The town of Pretty Lake suffers from a mystery plague: Everyone older than 21 is dropping dead for no apparent reason. It’s the kind of premise that’s tailor-made for the YA boom (no dumb parents!), but the younger residents (including iCarly’s Jennette McCurdy) have bigger problems to deal with.
On top of the military-patrolled barricade, the survivors have to contend with awkward dialogue (“Plenty of people have given childbirth at home”) and a story that forces them into situations without explanation or motivation. The young ensemble—some of whom, including a teacher, happen to be under 21 by convenience—occupies the same space, but there’s no sense that anything happening in the separate storylines has any bearing on the show as a whole. Stuff just happens. That’s obviously a reductive statement, but when every action is drained of any meaning beyond what the series needs to hurdle forward, “stuff” is what you’re left with.

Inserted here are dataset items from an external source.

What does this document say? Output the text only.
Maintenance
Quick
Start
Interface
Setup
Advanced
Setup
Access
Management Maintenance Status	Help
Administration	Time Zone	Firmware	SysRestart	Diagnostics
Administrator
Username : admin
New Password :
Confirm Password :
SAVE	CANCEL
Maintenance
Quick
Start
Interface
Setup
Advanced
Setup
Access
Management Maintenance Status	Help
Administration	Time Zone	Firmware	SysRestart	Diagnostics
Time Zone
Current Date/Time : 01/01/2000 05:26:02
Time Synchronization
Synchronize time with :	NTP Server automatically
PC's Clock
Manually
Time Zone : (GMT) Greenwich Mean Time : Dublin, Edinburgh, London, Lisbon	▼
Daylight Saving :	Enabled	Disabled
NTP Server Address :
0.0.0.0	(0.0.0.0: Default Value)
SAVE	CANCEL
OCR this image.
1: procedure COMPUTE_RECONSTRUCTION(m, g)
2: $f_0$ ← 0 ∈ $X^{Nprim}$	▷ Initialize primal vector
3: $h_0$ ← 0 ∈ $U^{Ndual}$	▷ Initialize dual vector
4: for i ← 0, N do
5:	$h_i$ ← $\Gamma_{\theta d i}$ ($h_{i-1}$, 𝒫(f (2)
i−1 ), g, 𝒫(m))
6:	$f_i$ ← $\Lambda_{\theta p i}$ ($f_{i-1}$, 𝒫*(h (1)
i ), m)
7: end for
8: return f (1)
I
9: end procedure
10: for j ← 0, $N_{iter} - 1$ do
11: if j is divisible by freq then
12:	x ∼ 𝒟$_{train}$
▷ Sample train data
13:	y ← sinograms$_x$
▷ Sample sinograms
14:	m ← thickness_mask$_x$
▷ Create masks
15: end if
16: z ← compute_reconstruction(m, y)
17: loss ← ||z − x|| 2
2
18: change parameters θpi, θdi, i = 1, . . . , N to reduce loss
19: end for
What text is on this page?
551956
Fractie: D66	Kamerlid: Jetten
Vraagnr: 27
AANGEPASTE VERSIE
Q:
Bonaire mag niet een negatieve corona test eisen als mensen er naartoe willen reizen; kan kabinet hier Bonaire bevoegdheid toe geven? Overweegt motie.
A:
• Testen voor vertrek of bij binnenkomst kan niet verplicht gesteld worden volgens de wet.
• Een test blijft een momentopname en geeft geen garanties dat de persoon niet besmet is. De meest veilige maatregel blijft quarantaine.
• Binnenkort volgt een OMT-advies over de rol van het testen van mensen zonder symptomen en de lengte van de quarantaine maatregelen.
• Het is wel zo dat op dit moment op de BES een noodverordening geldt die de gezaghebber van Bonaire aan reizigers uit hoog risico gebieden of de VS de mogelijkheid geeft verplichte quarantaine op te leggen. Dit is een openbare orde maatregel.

The biggest factor contributing to this effect is the clumsy character work, which is often crammed into awkward identifiers within the dialogue. McCurdy says “Unlike you, Mr. I’m Accepted To MIT Early…” and “I’m just going to continue my career as the minister’s fallen daughter” in the same scene. Pilots are always going to be exposition-heavy, but there’s a way to make it less painful.
Despite the intriguing premise, Between’s writing winds up being as deadly as the show’s virus—except this sickness affects viewers of all ages.